Deborah Hay The Match

[Danse]

Qu’elle danse en duo avec Mikhail Baryshnikov pour le White Oak Dance Project, quitte New-York pour le Vermont afin de travailler avec des interprètes « non formés », s’installe au Texas pour se concentrer sur ses solos ou collabore avec des musiciens comme Terry Ryley ou Ellen Fullman, Deborah Hay a toujours pris ses distances avec ce qu’elle nomme « l’arène de l’exécution ».
Son passage chez Cunningham dans les années soixante ou les expériences menées au sein du Judson Dance Theatre occupent une place égale avec les souvenirs qu’elle garde des premières leçons de danse que sa mère lui a données à Brooklyn, de son passage au New York City Ballet de Balanchine ou des concerts du Rocket Orchester lorsqu’elle était adolescente.
Sans doute parce que Deborah Hay porte une attention toute particulière à la personne du danseur, corps «  éveillé » se souvenant de son apprentissage du mouvement, plutôt que des caractéristiques ou notations techniques de sa forme. Une danse qui fait la part belle à l’énergie, qui enseigne tout autant qu’elle apprend et refuse toute grammaire figée. Une attention vive portée à chacun des gestes, une écoute permanente du corps de l’autre.

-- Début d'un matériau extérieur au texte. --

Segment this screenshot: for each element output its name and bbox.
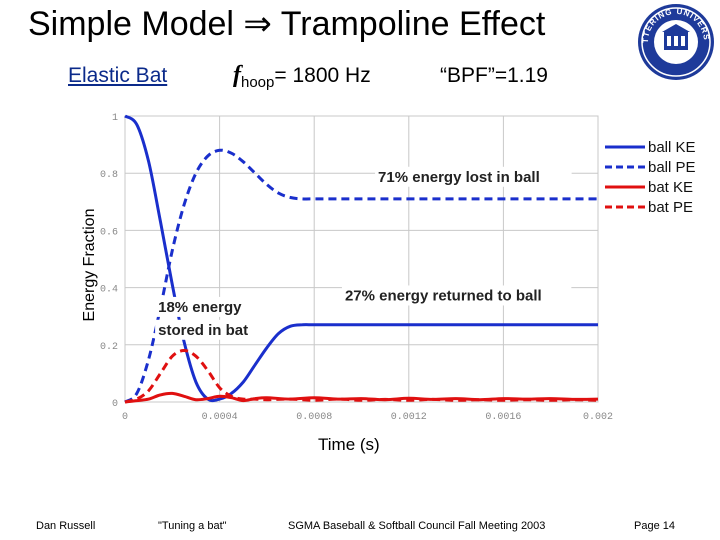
annotation-label: 27% energy returned to ball	[345, 287, 542, 304]
annotation-background	[341, 285, 572, 306]
footer-talk-title: "Tuning a bat"	[158, 520, 227, 532]
annotation-label: stored in bat	[158, 322, 248, 339]
annotation-background	[375, 166, 572, 187]
annotation-background	[155, 319, 270, 340]
series-ball-pe	[124, 148, 598, 404]
annotation-background	[155, 296, 246, 317]
x-tick-label: 0.0004	[202, 412, 238, 423]
y-tick-label: 0	[112, 399, 118, 410]
legend-entry: ball KE	[648, 139, 696, 156]
x-tick-label: 0	[122, 412, 128, 423]
plot-frame	[124, 115, 599, 403]
annotation-label: 71% energy lost in ball	[378, 169, 540, 186]
series-ball-ke	[124, 114, 598, 403]
footer-author: Dan Russell	[36, 520, 96, 532]
footer-meeting: SGMA Baseball & Softball Council Fall Me…	[288, 520, 546, 532]
chart-grid	[124, 115, 599, 403]
legend-entry: ball PE	[648, 159, 696, 176]
chart-legend: ball KE ball PE bat KE bat PE	[605, 139, 696, 216]
y-tick-label: 0.2	[100, 342, 118, 353]
x-tick-label: 0.0016	[485, 412, 521, 423]
hoop-frequency-value: = 1800 Hz	[274, 64, 371, 87]
x-tick-label: 0.0012	[391, 412, 427, 423]
x-axis-label: Time (s)	[318, 435, 380, 454]
footer-page-number: Page 14	[634, 520, 675, 532]
y-tick-label: 0.4	[100, 285, 118, 296]
legend-entry: bat KE	[648, 179, 693, 196]
chart-annotations: 71% energy lost in ball 27% energy return…	[155, 166, 572, 340]
chart-series	[124, 114, 599, 404]
y-tick-label: 1	[112, 113, 118, 124]
hoop-frequency-subscript: hoop	[241, 74, 275, 91]
slide-title: Simple Model ⇒ Trampoline Effect	[28, 5, 546, 43]
y-tick-label: 0.8	[100, 170, 118, 181]
legend-entry: bat PE	[648, 199, 693, 216]
hoop-frequency: fhoop= 1800 Hz	[233, 62, 371, 91]
university-seal: KETTERING UNIVERSITY	[636, 2, 714, 80]
y-tick-label: 0.6	[100, 227, 118, 238]
annotation-label: 18% energy	[158, 299, 242, 316]
model-label: Elastic Bat	[68, 64, 168, 87]
series-bat-pe	[124, 349, 599, 404]
x-tick-label: 0.002	[583, 412, 613, 423]
x-tick-label: 0.0008	[296, 412, 332, 423]
hoop-frequency-symbol: f	[233, 62, 241, 88]
bpf-value: “BPF”=1.19	[440, 64, 548, 87]
axis-ticks: 0 0.0004 0.0008 0.0012 0.0016 0.002 0 0.2 0.4 0.6…	[100, 113, 613, 423]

The Match est une partition hétérogène et imprévisible de mouvements qui reflète une société dont les règles, transparentes pour ses membres, restent insondables pour le public.
Les grimaces et les gesticulations insolites des danseurs, - l’accompagnement musical est constitué de sons émis par les interprètes - se superposent à des costumes et des éclairages qui sont autant de rappels à notre vie quotidienne, brouillant nos repères habituels. Chaque soir, deux soli différents suivent et creusent le thème central de l’œuvre : un questionnement sur la nature des danseurs et du temps.
The Match s’inscrit dans la recherche de Deborah Hay sur la danse en tant qu’ « exploration du mouvement dans toute sa diversité, sans discrimination ».